Velibor Colic, les morsures de l'exil
C’est le récit fragmenté d’une errance perpétuelle. Celle d’un homme que l’Histoire a jeté aux vents mauvais. Jeté hors de sa terre, jeté hors de son temps, conduit hors de sa langue natale. C’est aussi le récit, peut-être, d’une renaissance quand l’écrivain part vers l’Est à la rencontre d’autres fétus humains aux dépens desquels l’Histoire a ricané.

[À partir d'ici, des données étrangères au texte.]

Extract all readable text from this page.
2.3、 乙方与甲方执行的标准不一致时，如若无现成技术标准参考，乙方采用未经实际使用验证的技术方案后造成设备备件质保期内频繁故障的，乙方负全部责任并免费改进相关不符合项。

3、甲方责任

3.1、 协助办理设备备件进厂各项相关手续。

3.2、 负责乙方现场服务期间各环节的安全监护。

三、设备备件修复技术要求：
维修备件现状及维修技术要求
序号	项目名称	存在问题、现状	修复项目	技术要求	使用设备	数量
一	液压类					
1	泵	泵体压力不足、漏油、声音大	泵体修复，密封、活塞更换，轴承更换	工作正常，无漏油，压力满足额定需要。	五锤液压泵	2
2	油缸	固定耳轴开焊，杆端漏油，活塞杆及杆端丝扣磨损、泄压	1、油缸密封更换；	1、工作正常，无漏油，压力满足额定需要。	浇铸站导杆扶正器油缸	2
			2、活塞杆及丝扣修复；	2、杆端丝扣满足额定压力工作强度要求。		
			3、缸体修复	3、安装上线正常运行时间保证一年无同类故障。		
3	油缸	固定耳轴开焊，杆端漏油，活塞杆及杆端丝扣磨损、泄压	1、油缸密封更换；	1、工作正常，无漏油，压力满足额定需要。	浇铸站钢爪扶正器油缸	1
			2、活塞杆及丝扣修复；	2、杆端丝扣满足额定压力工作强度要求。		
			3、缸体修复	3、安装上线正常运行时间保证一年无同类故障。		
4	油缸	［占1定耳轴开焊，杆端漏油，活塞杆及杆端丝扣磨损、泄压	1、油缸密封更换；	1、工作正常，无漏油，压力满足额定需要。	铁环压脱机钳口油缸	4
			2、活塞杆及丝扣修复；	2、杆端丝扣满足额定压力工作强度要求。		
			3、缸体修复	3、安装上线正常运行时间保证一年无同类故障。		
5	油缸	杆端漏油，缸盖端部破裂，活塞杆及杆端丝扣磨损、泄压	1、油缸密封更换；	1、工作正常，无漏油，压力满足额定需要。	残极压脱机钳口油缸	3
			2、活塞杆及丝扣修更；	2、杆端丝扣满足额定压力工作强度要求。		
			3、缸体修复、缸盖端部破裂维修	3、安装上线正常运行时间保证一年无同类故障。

On débarque à Rennes avec Velibor Čolić, puisque c’est lui, ce « je » qui, se dévoilant, décrypte aussi ce pays qui est le nôtre. Arrivée douloureuse parmi les demandeurs d’asile du foyer : « La misère du monde s’est donné rendez-vous à Rennes en cette fin d’été 1992. (…) des hommes perdus depuis longtemps, peut-être depuis toujours, entre les diverses administrations et les frontières, entre le vrai monde et ce sous-monde des citoyens de seconde classe, sans papiers, sans visage et sans espoir. » (p.23) Un monde où manger nécessite une stratégie, où le suicide devient une rêverie. À la porte duquel viennent frapper les souvenirs de la guerre qui brûle la terre des Slaves du sud. Ce sont de longues semaines durant lesquelles l’écrivain se découvre analphabète, le gouailleur muet. Pas de pathos pourtant dans ces pages où chaque texte est une pièce de mosaïque, dessinée au plus près d’une condition humaine cabossée. L’élégance du désespoir insuffle à Velibor Čolić l’art de la chute, drôle souvent, comme s’il fallait en rire plutôt que d’en pleurer. Ou lyrique d’autres fois, tel l’alcoolique qui tutoie les étoiles. Comme si l’écriture n’avait d’autre fonction que celle de réécrire, en mode meilleur, la chose vécue. L’écriture est aussi ce qui sauve du suicide : « J’écris tout le temps, partout. Je papillonne au moins dix fois par heure entre mes récits. » Deux romans tiennent l’écrivain à sa table, ainsi qu’un essai sur la guerre et un long poème. Le sang coule aussi dans ses stylos.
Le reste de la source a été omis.